What Paul finally says is that from character flows hope, “and hope does not put us to shame, because God’s love has been poured into our hearts through the Holy Spirit who has been given to us.” Sometimes people don’t get this, but hope is not some sort of wish, hope is a certainty of Christianity. Hope is the knowledge that things will get better; maybe not in this lifetime, but when the new Heavens and the new Earth are created, we’ll live in a way we can’t even imagine right now. We have that hope because the Holy Spirit has been given to us, and He assures us that our faith in Christ is sufficient. We all struggle under our sufferings, some of them seem intent on destroying our faith, but you have the Holy Spirit, the one who brings you to faith and keeps you in the one true faith.
It’s the Holy Spirit who sees us through our trials and sufferings. It’s the Spirit that reminds us that God doesn’t forsake us and that God is among us. Among us in such a way that Paul says, “God shows his love for us in that while we were still sinners, Christ died for us.” That’s a certainty of faith that Christ died for us and now nothing that we suffer – not cancer, not depression, not loneliness, not the loss of a job, or even a child, nothing can steal the peace that we now have with God. “Therefore, since we have been justified by faith, we have peace with God through our Lord Jesus Christ.” God forgives your sins and you have peace with Him. And that peace means that God walks with you every step of the way; through treatment, through surgery, through middle school or high school, through old age, through grief, through mid-life crises, through whatever. The peace we have with God is ultimately what gives us peace no matter what the situation. For no matter what may happen in this life, whatever our sufferings, nothing can compare to what waits for us in God’s Kingdom – an eternity without any suffering at all, an eternity with only joy.
So, along with Paul, I say to you, rejoice! Rejoice no matter what you’re going through right now, for with Christ, nothing is impossible.

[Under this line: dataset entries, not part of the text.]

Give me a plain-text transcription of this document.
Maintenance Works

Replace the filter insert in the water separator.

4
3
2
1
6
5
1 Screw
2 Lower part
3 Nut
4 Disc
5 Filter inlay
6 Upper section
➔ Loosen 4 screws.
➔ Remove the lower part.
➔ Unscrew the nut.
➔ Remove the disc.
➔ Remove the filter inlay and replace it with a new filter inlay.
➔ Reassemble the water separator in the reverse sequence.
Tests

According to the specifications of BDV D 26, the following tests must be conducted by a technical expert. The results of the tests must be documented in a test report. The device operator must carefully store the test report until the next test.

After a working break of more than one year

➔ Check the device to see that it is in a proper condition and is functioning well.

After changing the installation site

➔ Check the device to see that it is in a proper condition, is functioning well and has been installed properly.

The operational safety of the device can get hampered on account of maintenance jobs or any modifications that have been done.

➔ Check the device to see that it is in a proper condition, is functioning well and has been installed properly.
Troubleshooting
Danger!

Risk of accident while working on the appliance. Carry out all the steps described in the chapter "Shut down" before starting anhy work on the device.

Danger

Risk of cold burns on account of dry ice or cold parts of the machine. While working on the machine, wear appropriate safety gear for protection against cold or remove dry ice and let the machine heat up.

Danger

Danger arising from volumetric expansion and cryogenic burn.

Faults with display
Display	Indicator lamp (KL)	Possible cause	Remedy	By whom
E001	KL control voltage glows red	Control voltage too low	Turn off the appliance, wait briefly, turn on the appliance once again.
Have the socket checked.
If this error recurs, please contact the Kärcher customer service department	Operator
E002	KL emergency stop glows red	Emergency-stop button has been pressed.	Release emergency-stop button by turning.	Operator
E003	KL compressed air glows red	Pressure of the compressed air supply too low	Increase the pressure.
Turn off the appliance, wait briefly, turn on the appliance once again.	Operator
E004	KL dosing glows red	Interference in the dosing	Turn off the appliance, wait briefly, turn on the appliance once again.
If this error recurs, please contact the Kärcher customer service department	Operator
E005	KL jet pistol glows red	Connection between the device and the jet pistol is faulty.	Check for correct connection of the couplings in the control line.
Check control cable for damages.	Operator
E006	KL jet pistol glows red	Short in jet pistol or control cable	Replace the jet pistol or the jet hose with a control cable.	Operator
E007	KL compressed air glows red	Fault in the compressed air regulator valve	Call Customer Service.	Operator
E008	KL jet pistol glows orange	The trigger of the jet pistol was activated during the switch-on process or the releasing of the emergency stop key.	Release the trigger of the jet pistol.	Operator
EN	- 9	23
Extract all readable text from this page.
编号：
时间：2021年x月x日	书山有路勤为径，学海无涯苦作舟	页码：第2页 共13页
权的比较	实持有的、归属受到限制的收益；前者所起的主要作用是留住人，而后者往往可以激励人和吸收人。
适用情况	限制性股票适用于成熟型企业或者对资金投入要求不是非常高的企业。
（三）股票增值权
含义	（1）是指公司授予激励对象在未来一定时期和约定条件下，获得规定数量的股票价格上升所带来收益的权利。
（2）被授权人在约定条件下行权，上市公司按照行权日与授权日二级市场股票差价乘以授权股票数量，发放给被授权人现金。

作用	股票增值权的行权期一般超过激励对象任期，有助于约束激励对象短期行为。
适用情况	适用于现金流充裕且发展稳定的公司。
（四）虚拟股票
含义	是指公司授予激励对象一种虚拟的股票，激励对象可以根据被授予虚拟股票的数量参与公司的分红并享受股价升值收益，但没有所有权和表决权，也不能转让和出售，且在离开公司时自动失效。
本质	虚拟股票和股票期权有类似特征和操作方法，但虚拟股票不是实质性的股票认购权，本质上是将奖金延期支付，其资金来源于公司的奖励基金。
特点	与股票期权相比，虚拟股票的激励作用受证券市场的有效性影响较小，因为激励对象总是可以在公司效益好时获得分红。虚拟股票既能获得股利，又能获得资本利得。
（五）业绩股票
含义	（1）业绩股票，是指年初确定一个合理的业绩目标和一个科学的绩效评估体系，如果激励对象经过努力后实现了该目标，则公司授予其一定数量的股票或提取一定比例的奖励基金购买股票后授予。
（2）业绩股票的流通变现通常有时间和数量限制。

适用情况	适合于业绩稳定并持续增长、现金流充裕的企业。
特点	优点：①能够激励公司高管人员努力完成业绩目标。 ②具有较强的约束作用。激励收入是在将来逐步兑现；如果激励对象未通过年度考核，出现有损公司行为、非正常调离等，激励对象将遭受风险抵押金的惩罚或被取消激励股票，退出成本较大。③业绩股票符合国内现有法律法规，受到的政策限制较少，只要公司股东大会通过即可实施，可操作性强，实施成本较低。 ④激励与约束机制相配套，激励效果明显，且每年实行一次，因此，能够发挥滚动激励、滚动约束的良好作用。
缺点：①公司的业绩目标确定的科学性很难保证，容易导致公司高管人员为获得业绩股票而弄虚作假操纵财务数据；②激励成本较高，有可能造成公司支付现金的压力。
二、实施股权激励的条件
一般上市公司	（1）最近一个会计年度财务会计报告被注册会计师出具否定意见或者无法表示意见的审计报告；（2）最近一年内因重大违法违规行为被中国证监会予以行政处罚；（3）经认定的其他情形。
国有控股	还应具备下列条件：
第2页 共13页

He has called you to faith and then He strengthens your faith through suffering that you may grow in your perseverance, in your character, and in your hope. Your hope is not in vain and your prayers are not in vain for God is with you. How can He not be with us? He who gave up His own Son even though we are sinners, never gives up on us. So, rejoice! Rejoice that God is calling you to His side where you will find the endurance, character, hope, and comfort that is for all those on whom He has poured out His Holy Spirit. Suffering is never fun, but with God it is also never final. That’s the certainty of Christianity, and that is why we rejoice! Amen.
The peace of God which surpasses all understanding guard your hearts and your minds in Christ Jesus.